Ma mère, dès qu’il se fut éloigné, se plaignit de ce que je voulusse la quitter si vite. Je dus essuyer une douce gronderie. N’y avait-il donc plus de voitures à Perros?... Que ne l’avais-je laissée faire!... Elle eût prié Jouan Meur, le boulanger, de me reconduire en char à bancs, et j’aurais toujours été assez tôt de repartir à nuit pleine, après avoir dîné avec elle, chez nous, en tête à tête... Drôle d’idée de m’en retourner en bateau! Et dans quel bateau, encore!

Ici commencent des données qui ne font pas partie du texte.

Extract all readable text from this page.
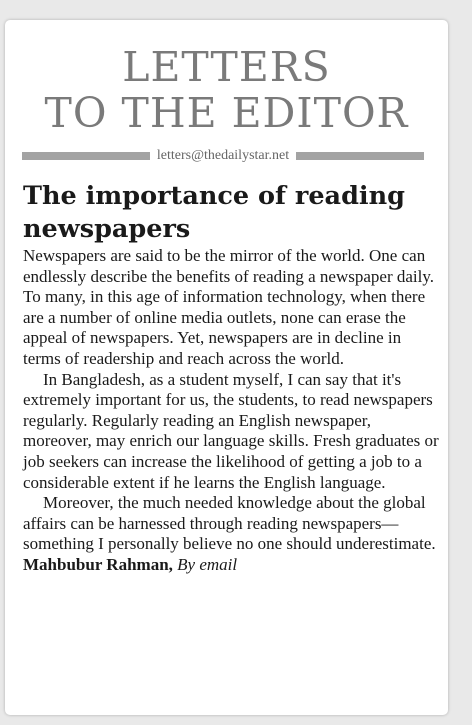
LETTERS
TO THE EDITOR
letters@thedailystar.net
The importance of reading newspapers

Newspapers are said to be the mirror of the world. One can endlessly describe the benefits of reading a newspaper daily. To many, in this age of information technology, when there are a number of online media outlets, none can erase the appeal of newspapers. Yet, newspapers are in decline in terms of readership and reach across the world.

In Bangladesh, as a student myself, I can say that it's extremely important for us, the students, to read newspapers regularly. Regularly reading an English newspaper, moreover, may enrich our language skills. Fresh graduates or job seekers can increase the likelihood of getting a job to a considerable extent if he learns the English language.

Moreover, the much needed knowledge about the global affairs can be harnessed through reading newspapers—something I personally believe no one should underestimate.

Mahbubur Rahman, By email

—Une «carque», tu sais, ce canot de Désiré!... De l’eau pourrie plein la cale et des entrailles de poisson traînant partout... Je ne te vois pas là dedans avec ton bel uniforme neuf!

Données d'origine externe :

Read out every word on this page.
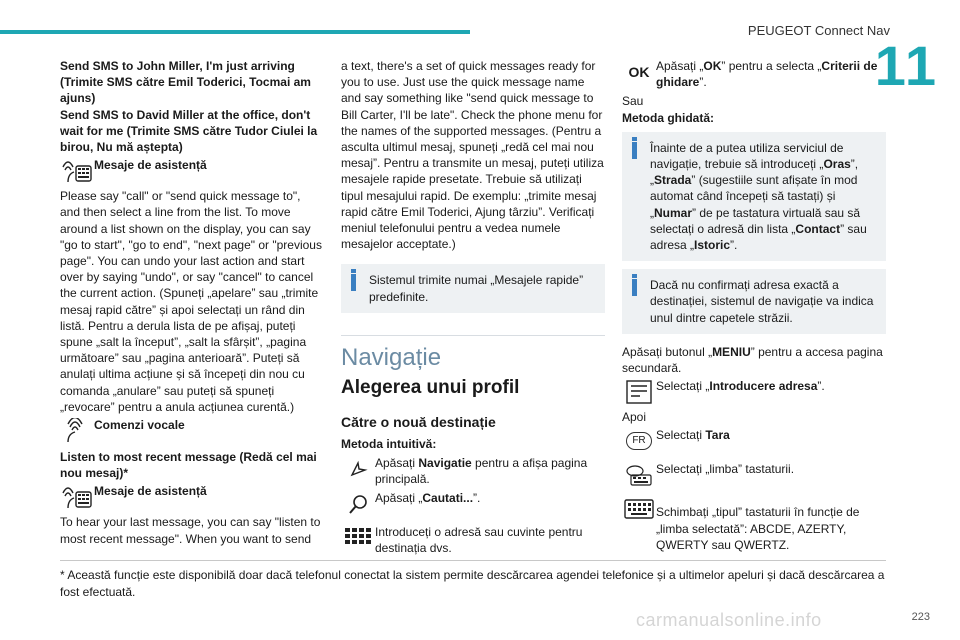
PEUGEOT Connect Nav
11

Send SMS to John Miller, I'm just arriving (Trimite SMS către Emil Toderici, Tocmai am ajuns)

Send SMS to David Miller at the office, don't wait for me (Trimite SMS către Tudor Ciulei la birou, Nu mă aștepta)

Mesaje de asistență

Please say "call" or "send quick message to", and then select a line from the list. To move around a list shown on the display, you can say "go to start", "go to end", "next page" or "previous page". You can undo your last action and start over by saying "undo", or say "cancel" to cancel the current action. (Spuneți „apelare” sau „trimite mesaj rapid către” și apoi selectați un rând din listă. Pentru a derula lista de pe afișaj, puteți spune „salt la început”, „salt la sfârșit”, „pagina următoare” sau „pagina anterioară”. Puteți să anulați ultima acțiune și să începeți din nou cu comanda „anulare” sau puteți să spuneți „revocare” pentru a anula acțiunea curentă.)

Comenzi vocale

Listen to most recent message (Redă cel mai nou mesaj)*

Mesaje de asistență

To hear your last message, you can say "listen to most recent message". When you want to send

a text, there's a set of quick messages ready for you to use. Just use the quick message name and say something like "send quick message to Bill Carter, I'll be late". Check the phone menu for the names of the supported messages. (Pentru a asculta ultimul mesaj, spuneți „redă cel mai nou mesaj”. Pentru a transmite un mesaj, puteți utiliza mesajele rapide presetate. Trebuie să utilizați tipul mesajului rapid. De exemplu: „trimite mesaj rapid către Emil Toderici, Ajung târziu”. Verificați meniul telefonului pentru a vedea numele mesajelor acceptate.)

Sistemul trimite numai „Mesajele rapide” predefinite.
Navigație
Alegerea unui profil
Către o nouă destinație

Metoda intuitivă:

Apăsați Navigatie pentru a afișa pagina principală.
Apăsați „Cautati...”.
Introduceți o adresă sau cuvinte pentru destinația dvs.
OK Apăsați „OK” pentru a selecta „Criterii de ghidare”.

Sau

Metoda ghidată:

Înainte de a putea utiliza serviciul de navigație, trebuie să introduceți „Oras”, „Strada” (sugestiile sunt afișate în mod automat când începeți să tastați) și „Numar” de pe tastatura virtuală sau să selectați o adresă din lista „Contact” sau adresa „Istoric”.
Dacă nu confirmați adresa exactă a destinației, sistemul de navigație va indica unul dintre capetele străzii.

Apăsați butonul „MENIU” pentru a accesa pagina secundară.

Selectați „Introducere adresa”.

Apoi

FR Selectați Tara
Selectați „limba” tastaturii.

Schimbați „tipul” tastaturii în funcție de „limba selectată”: ABCDE, AZERTY, QWERTY sau QWERTZ.

* Această funcție este disponibilă doar dacă telefonul conectat la sistem permite descărcarea agendei telefonice și a ultimelor apeluri și dacă descărcarea a fost efectuată.
carmanualsonline.info	223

Je m’attendais à l’objection.
—Aussi n’ai-je pas l’intention de le garder sur moi. Tu dois avoir, parmi les vêtements que tu as conservés de papa, quelque vieille défroque de loup de mer qui n’en est plus à craindre les taches. Une paire de bottes, une vareuse, un foulard, un suroît et des braies de toile goudronnée suffiront...
Elle m’aida elle-même à changer d’accoutrement. Dieu! qu’ils tremblaient d’émotion, ses pauvres doigts, en maniant ces frusques, une à une! C’était comme si elle eût remué autant de chers et douloureux souvenirs. Moi aussi, je sentis mes yeux se mouiller. Elle crut que je pensais, comme elle, au père mort.
—Toute sa ressemblance! soupira-t-elle. Il était ainsi, trait pour trait, le jour qu’il me vint demander en mariage.